Jan 19, 2021 - 6:00:15 PM

10984 posts since 6/17/2003

Set your bridge so it is correctly intonating on the first and 4th strings. If the second and third strings are sharp, you need a compensated bridge, compensated by the amount needed to bring those strings into proper intonation. If the bridge is correct and the intonation is good with the open strings, but it gets wonky when you fret strings, put a capo on the banjo, retune the strings, and if the strings intonate correctly when capoed but not when played open, then you have a worn nut. That could be the case with the older banjo.

Jan 20, 2021 - 10:03:59 AM

139 posts since 7/14/2017

This is 99% certain that your nut slots are not deep enough.

The way to check is to hold each string down between frets 2 and 3, and then check the space between fret 1 and the string. If you can slide a scrap of printer paper between fret and string, and feel it rubbing on both, you are just about low enough. Any bigger gap and your nut slots need deepening.

As someone posted previously, a high nut makes the lower frets play sharp, with the problem reducing as you go up the neck. This is because you have to stretch the strings too far to get them to the frets.

Jan 20, 2021 - 11:00:13 AM

7 posts since 12/12/2020

Wow this community is awesome! There is so much info and help from everyone. Sorry for a late reply to everyone, I don't get on the internet often. Now, to be honest, some of these tips are over my head due to me still learning the language of music and the banjo. I did play around with the bridge little bit more after reading some tips, some one mentioned earlier that moving my bridge towards tail piece an 1/8" might be too much, I now have it about 1/16" and I have it so that my 1st string and 4th string are perfectly tuned open and when 12th fret are pressed down. These two tips have helped it some.

So file down my nut? Sounds easy enough, but first I need to try the printer paper 1st to verify the string to fret height. Based off of previous online research, I thought I was supposed to adjust the truss rod in neck to adjust the action, not filing down nut? Can anyone explain this to me?


I do have more information now that i didn't know about when originally posting this forum.

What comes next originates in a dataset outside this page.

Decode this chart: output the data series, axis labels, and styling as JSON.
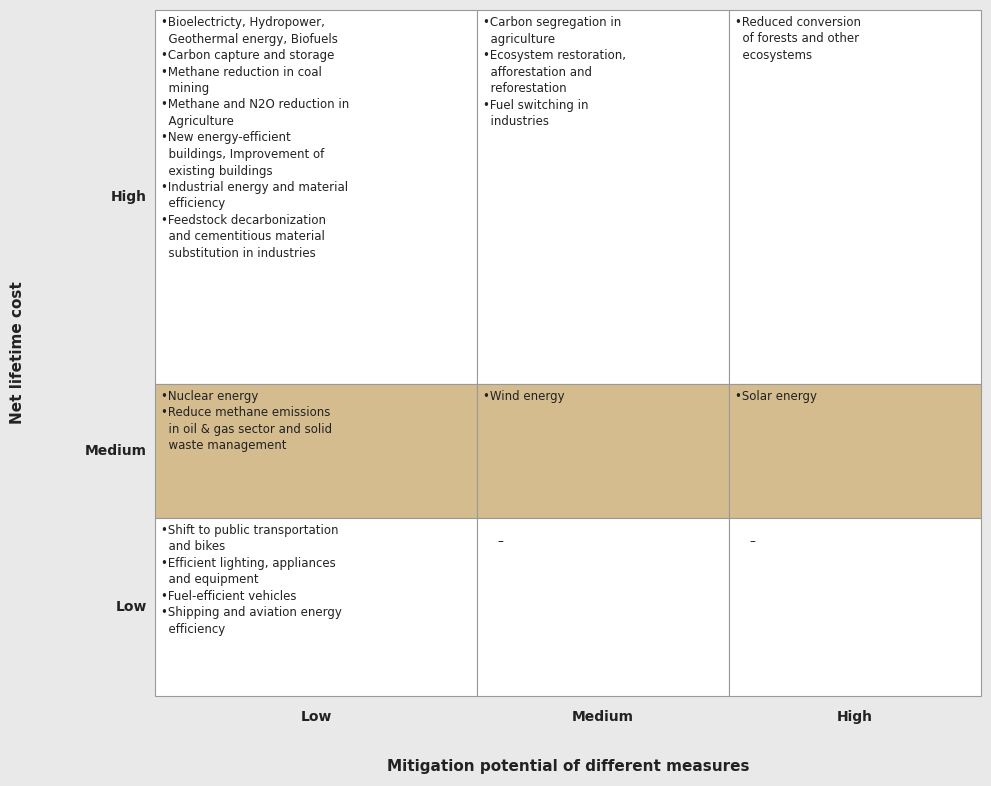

Last night I replaced my bridge and played the 1st through 4th strings all the way down the neck. When played open everything is tuned nicely, but as you all know when I start to play down the neck the notes are on the sharp side, BUT when I play the frets after the 5th fret, the notes are very close to being in tune. So frets 1-5 are sharp, frets 7-12 are really close to being in tune. Does that make sense?

Thank you again

Jan 20, 2021 - 11:06:34 AM

7 posts since 12/12/2020

Another question,

If the cause of this issue is just the nut, shouldn't the manufacturer make the nut correctly?

Also my nut is not glued in or anything. If I apply pressure to my nut from either side, it slides a little, should I glue it on or is it suppose to be that way?

Jan 20, 2021 - 2:28:47 PM

1385 posts since 2/9/2007

Most fretted instruments come from the factory needing at least some final setup, and very few have the action at the nut set optimally. A competent dealer does a shop setup on every instrument before selling it.

The nut shouldn't slide around, but you want it to be reasonably easy to remove for reworking or replacement. I usually use just a drop of CA (superglue) on the face of the nut that goes against the endgrain of the fingerboard.